Typisch deutsch – aber ohne Helm - Das ist das Maskottchen der Eishockey-WM 2027
Noch gut neun Monate bis zum Turnierstart – aber der Andrang auf die Tickets zur Eishockey-WM 2027 in Deutschland ist riesig. Allein für das Eröffnungsspiel am 13. Mai in der Arena auf Schalke wurden nach BILD-Informationen bis jetzt schon über 50.000 Eintrittskarten abgesetzt.
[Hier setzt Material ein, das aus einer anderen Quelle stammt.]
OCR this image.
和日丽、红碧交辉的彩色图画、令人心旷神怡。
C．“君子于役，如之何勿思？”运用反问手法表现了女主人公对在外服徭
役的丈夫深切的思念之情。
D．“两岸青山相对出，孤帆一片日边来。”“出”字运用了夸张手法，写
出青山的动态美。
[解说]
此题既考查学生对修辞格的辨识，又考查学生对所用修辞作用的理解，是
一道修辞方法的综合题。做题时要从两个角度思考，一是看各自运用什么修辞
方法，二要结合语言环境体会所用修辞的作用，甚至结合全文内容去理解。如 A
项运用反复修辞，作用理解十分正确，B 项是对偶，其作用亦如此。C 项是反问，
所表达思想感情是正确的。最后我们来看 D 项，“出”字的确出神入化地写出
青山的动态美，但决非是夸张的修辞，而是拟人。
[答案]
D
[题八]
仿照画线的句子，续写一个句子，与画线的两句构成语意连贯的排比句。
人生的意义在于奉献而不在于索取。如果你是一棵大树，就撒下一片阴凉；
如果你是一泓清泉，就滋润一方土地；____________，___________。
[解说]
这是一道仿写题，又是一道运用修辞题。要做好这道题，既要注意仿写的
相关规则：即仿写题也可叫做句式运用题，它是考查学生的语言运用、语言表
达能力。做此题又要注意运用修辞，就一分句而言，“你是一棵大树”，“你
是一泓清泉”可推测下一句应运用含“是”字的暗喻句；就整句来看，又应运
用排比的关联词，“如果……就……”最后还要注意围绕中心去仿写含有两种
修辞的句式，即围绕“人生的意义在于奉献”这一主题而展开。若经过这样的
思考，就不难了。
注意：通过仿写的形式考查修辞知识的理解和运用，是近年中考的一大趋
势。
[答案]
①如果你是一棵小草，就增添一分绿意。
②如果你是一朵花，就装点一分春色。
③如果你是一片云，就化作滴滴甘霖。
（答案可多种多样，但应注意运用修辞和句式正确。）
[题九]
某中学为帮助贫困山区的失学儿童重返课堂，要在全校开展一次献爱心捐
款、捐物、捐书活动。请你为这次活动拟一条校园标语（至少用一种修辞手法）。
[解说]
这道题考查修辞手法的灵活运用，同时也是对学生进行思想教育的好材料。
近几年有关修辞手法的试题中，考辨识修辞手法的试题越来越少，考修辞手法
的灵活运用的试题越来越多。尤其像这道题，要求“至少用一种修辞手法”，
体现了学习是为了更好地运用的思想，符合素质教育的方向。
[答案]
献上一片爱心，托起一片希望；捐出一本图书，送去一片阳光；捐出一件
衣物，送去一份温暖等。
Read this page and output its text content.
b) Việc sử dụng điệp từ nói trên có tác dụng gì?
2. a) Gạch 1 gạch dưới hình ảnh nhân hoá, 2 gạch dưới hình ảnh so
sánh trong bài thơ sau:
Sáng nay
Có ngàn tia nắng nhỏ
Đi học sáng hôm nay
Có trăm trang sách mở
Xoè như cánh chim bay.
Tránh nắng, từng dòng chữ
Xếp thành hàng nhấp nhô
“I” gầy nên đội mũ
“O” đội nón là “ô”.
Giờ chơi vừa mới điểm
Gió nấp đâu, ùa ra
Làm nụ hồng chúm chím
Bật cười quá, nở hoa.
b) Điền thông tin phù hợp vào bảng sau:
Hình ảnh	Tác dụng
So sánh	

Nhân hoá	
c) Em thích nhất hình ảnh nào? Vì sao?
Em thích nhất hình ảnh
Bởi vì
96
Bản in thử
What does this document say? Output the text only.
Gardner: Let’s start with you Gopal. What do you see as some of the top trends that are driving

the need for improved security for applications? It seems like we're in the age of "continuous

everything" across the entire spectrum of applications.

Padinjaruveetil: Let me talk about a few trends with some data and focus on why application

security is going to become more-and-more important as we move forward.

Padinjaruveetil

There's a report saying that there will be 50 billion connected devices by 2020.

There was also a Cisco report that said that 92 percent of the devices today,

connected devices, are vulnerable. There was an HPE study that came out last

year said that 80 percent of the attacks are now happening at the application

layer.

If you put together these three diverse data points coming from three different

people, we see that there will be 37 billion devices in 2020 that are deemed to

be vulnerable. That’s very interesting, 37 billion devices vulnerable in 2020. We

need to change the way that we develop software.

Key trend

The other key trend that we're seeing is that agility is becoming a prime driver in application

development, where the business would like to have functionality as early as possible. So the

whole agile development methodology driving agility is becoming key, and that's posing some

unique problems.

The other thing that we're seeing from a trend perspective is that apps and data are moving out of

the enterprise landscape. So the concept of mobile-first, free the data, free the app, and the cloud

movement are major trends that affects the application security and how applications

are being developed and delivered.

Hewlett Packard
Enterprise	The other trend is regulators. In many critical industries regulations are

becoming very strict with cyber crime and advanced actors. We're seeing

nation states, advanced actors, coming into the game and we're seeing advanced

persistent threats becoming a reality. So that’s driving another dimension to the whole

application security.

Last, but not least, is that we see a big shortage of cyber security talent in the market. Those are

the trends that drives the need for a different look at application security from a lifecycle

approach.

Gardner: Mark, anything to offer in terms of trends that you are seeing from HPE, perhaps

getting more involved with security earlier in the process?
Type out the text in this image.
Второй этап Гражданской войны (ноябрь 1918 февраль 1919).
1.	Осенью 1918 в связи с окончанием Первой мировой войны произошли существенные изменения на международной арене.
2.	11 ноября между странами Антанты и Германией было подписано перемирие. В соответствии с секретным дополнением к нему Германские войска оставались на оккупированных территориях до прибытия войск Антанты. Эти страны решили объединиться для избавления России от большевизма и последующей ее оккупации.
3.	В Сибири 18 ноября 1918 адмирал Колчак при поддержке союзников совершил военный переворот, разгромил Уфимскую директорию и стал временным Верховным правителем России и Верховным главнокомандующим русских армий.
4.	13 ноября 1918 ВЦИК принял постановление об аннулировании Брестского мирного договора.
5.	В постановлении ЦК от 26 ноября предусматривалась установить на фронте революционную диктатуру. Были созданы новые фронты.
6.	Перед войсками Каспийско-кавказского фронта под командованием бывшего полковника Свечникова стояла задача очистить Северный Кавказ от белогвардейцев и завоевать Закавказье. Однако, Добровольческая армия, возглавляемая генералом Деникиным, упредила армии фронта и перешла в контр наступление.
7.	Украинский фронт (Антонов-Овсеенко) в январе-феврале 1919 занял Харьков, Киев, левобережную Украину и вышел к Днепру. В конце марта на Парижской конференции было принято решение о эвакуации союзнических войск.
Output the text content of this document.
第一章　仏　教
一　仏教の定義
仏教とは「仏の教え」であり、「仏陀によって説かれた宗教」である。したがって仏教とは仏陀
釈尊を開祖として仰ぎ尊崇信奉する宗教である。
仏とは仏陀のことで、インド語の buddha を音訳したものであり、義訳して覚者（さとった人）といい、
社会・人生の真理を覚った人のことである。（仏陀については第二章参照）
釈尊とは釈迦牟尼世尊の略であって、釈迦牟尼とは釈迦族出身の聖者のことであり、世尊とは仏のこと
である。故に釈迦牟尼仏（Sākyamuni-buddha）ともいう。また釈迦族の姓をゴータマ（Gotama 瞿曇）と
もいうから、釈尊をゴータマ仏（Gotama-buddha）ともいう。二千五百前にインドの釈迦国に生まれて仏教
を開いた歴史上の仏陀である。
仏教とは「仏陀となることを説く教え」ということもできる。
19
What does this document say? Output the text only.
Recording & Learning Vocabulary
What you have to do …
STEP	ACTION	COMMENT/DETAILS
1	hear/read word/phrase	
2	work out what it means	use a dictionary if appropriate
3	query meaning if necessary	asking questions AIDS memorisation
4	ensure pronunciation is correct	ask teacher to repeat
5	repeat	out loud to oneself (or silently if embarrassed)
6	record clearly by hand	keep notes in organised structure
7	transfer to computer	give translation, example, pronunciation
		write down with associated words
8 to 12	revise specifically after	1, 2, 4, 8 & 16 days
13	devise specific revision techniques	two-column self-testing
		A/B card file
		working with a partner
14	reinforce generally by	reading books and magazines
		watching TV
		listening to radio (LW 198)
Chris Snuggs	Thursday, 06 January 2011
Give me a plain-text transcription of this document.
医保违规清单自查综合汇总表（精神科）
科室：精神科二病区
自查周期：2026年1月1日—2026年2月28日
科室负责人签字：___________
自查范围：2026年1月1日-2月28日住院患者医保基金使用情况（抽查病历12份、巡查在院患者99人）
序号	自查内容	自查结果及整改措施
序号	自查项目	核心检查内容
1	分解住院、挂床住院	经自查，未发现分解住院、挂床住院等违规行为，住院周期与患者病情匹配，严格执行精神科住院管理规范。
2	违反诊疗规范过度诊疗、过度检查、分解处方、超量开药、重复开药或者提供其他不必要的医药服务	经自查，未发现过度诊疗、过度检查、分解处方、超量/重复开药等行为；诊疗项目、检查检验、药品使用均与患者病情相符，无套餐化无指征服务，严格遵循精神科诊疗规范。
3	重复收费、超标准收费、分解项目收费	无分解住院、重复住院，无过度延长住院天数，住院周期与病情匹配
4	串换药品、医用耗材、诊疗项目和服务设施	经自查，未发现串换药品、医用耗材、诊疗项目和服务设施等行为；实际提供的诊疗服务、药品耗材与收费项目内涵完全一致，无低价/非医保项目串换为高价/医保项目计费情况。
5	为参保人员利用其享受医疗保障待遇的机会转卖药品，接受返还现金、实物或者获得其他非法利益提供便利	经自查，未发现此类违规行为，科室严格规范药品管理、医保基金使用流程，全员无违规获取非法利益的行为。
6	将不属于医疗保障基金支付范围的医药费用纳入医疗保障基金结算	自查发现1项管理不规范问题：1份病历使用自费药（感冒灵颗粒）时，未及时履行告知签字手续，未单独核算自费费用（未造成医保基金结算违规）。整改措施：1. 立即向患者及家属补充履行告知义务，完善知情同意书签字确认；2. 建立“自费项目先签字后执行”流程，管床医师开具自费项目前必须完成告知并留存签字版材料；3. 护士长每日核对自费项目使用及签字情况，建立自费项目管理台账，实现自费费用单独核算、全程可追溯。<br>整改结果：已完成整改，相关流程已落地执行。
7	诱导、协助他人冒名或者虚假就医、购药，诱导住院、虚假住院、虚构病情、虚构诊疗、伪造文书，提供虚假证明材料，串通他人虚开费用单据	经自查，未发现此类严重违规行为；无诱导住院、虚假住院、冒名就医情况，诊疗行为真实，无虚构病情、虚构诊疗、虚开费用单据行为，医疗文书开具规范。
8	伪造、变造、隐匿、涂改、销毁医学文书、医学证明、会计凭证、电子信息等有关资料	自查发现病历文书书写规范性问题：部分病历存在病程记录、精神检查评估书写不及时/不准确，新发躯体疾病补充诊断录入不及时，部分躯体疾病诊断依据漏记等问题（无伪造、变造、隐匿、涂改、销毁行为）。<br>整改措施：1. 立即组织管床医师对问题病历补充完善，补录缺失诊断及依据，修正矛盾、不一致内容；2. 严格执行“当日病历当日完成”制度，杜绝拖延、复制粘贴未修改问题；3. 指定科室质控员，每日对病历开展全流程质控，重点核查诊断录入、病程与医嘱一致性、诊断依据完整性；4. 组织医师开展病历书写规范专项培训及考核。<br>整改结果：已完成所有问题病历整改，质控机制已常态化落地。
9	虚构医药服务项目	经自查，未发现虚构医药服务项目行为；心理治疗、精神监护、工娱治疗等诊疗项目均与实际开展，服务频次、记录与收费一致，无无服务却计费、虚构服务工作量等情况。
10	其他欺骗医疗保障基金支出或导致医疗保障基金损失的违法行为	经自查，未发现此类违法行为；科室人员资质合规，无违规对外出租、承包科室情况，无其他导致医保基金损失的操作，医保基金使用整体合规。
Deutschland trifft auf Vizeweltmeister Schweiz und wird dabei von „Teckl“ angefeuert. So heißt das offizielle WM-Maskottchen, das am Dienstag offiziell vorgestellt wurde. Der Eishockey-Wau-Wau löst Kuh „Cooly“ ab, die zuletzt das Turnier bei den Eidgenossen repräsentierte.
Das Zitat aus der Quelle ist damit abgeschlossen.